In Nov. 2017, Larry Krasner, a former public defender and criminal defense lawyer specializing in civil rights, was elected Philadelphia District Attorney on a platform that emphasized criminal justice reform. In his first months in office, Krasner fired 31 prosecutors, effectively decriminalized marijuana possession, and reformed city bail policy to stop disenfranchising poor defendants. While these measures demonstrate a significant step toward justice for the Philadelphia community, there is still a lot of work to be done. 

In the criminal justice system, people of color are profiled and disadvantaged every step of the way — from policing, to jury selection, to sentencing. Philadelphia is far from immune to these issues — in 2011, the Philadelphia police department settled a lawsuit contending that its “stop-and-frisk policy” used racial profiling. A recent analysis led the Pennsylvania ACLU to report that in the first half of 2018, “Black men are still stopped more often than any other group, and the racial disparities in stops are ‘statistically significant’ and ‘are not explainable by non-racial factors.’”

Here at Penn, there are some who are taking action. Alexus Bazen began kneeling during the national anthem at Penn football games in 2016 and wrote a column for the DP explaining that she knelt to protest against injustices against people of color. BARS, a student group at Penn, aims to promote criminal justice reform in the city. 

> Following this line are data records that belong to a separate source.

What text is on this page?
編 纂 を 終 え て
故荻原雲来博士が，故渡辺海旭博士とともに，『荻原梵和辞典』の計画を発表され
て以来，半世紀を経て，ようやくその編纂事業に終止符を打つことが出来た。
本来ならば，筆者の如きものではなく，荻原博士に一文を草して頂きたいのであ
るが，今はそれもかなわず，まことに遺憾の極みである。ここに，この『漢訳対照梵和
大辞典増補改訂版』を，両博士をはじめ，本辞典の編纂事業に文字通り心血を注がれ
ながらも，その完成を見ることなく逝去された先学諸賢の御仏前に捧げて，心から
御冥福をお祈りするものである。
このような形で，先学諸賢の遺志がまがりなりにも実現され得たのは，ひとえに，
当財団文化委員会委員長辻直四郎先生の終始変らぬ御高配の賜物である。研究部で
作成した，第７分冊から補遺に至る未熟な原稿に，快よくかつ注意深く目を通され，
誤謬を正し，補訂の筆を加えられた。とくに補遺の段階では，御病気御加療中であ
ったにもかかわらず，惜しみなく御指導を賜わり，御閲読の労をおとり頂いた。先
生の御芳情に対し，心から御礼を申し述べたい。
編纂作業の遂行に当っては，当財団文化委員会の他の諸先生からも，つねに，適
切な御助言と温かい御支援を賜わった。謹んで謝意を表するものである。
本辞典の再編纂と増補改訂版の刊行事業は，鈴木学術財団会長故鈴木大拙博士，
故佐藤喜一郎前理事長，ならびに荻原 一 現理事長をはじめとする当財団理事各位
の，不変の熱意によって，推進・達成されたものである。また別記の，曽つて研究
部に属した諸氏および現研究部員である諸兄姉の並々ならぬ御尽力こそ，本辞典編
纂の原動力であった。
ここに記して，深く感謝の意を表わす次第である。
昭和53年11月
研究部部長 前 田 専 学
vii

These issues are present at Penn and in the greater Philadelphia community. Even if they don’t disenfranchise everyone in our community, everyone in our community has a responsibility to listen to the stories of those victimized by racism and support action to reform policing and the criminal justice system.

Editorials represent the majority view of members of The Daily Pennsylvanian, Inc. Editorial Board, which meets regularly to discuss issues relevant to Penn's campus. Participants in these meetings are not involved in the reporting of articles on related topics.